Keywords :
3D Printing, Starch, Lignin extraction, PLA, Thermomechanical properties, LCA
Abstract :
[en] 3D printing significantly advances the principles of bioeconomy and circular economy through waste minimization, promotion of resource efficiency, and sustainable design. To aid the transition from a petroleum-based to a bio-based economy, we propose to create a fully bio-based and biodegradable polymer for 3D printing by valorizing renewable biomaterials – starch and lignin. These materials have a lower carbon footprint compared to petroleum-based chemicals used for 3D printer filaments, e.g., Acrylonitrile Butadiene Styrene. To make the filament, lignin was extracted with a yield of 32.7% from waste barley straw from the food industry using an ethanol-organosolv process. The extracted lignin was characterized using FTIR, Klason Lignin and 2D HSQC NMR. The different batches of extracted lignin were found to be homogeneous, had an average purity percentage of 86.4% lignin, and the prominent linkages between monolignols were β-O-4 and β-α-O with cinnamyl alcohol ending groups. Modified starch, PLA, and binder were mixed with lignin at different proportions. The biocomposite mixtures were extruded and the extruded filaments were analyzed using DSC. Similarly, Polarized Optical Microscopy (POM) and Scanning Electron Microscopy (SEM) were used to analyse the distribution of these biocomposite in the filament. The result suggested that the biocomposites distributed unevenly but each of the components were able to bind to each other suggesting a uniform mix. Tensile Strength, was successfully carried out. Results were influenced by testing conditions and sample preparation.
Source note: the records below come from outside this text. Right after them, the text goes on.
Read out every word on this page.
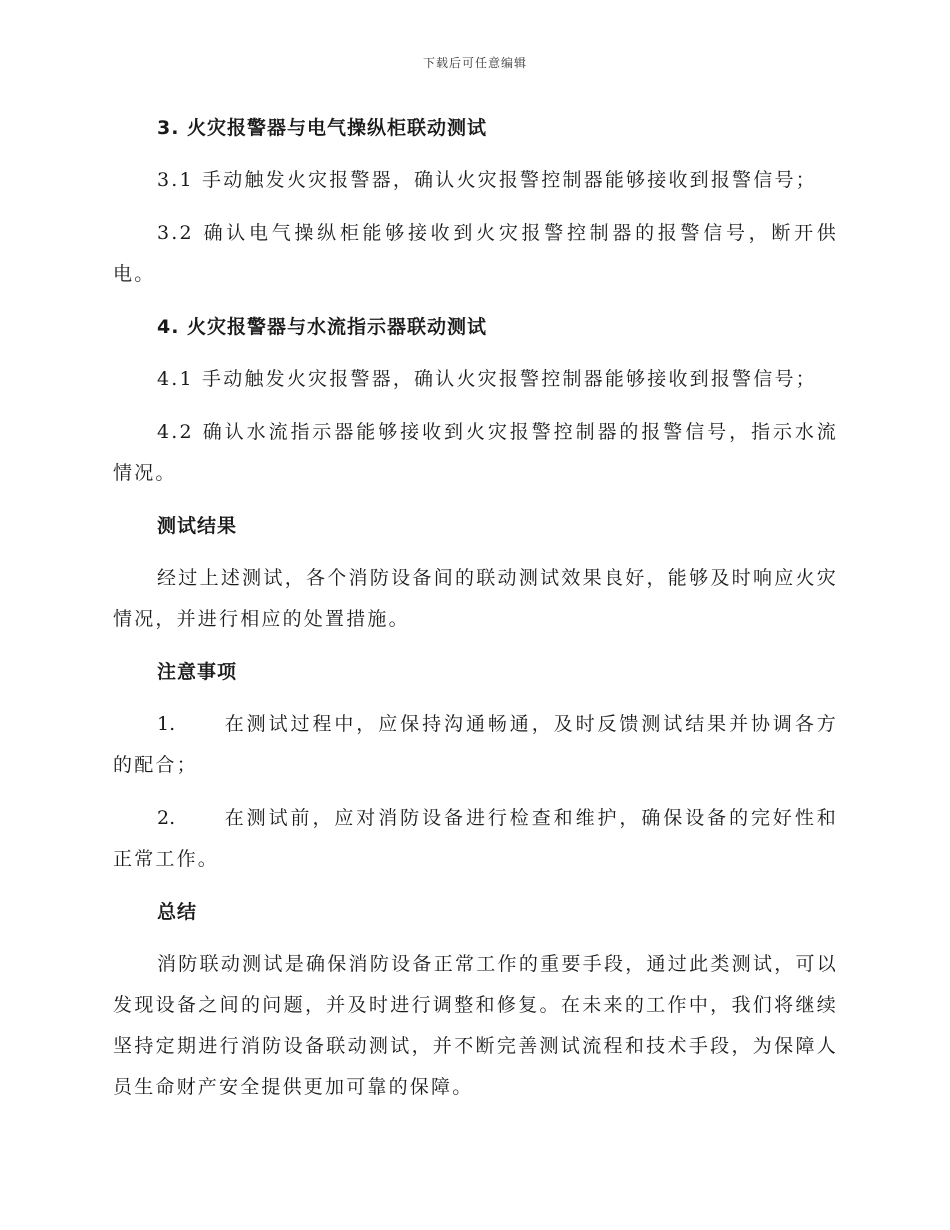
下载后可任意编辑
3. 火灾报警器与电气操纵柜联动测试

3.1 手动触发火灾报警器，确认火灾报警控制器能够接收到报警信号；

3.2 确认电气操纵柜能够接收到火灾报警控制器的报警信号，断开供电。

4. 火灾报警器与水流指示器联动测试

4.1 手动触发火灾报警器，确认火灾报警控制器能够接收到报警信号；

4.2 确认水流指示器能够接收到火灾报警控制器的报警信号，指示水流情况。

测试结果

经过上述测试，各个消防设备间的联动测试效果良好，能够及时响应火灾情况，并进行相应的处置措施。

注意事项

1.	在测试过程中，应保持沟通畅通，及时反馈测试结果并协调各方的配合；

2.	在测试前，应对消防设备进行检查和维护，确保设备的完好性和正常工作。

总结

消防联动测试是确保消防设备正常工作的重要手段，通过此类测试，可以发现设备之间的问题，并及时进行调整和修复。在未来的工作中，我们将继续坚持定期进行消防设备联动测试，并不断完善测试流程和技术手段，为保障人员生命财产安全提供更加可靠的保障。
As the amount of PLA% was increasing the more strength the sample has. While at the same time those sample showed low ductibility and high elasticity. To assess the environmental impacts of the filament production, a cradle-to-grave LCA was carried out. Carbon footprint (2,4 kg CO2eq/kg biocomposite) shows similar impacts compared to other biobased and petrobased biocomposites, but higher water footprint (54L/kg) and land use impacts (1,9m2crop.eq/kg) compared to petrobased biocomposites. Regarding carbon footprint, raw materials are the most impactful stage, with 48% of total impacts, then processing steps (energy) with 44%, and finally end-of-life management and delivery (8%). Sensitivity analysises emphasizes the weight of national electricity grids.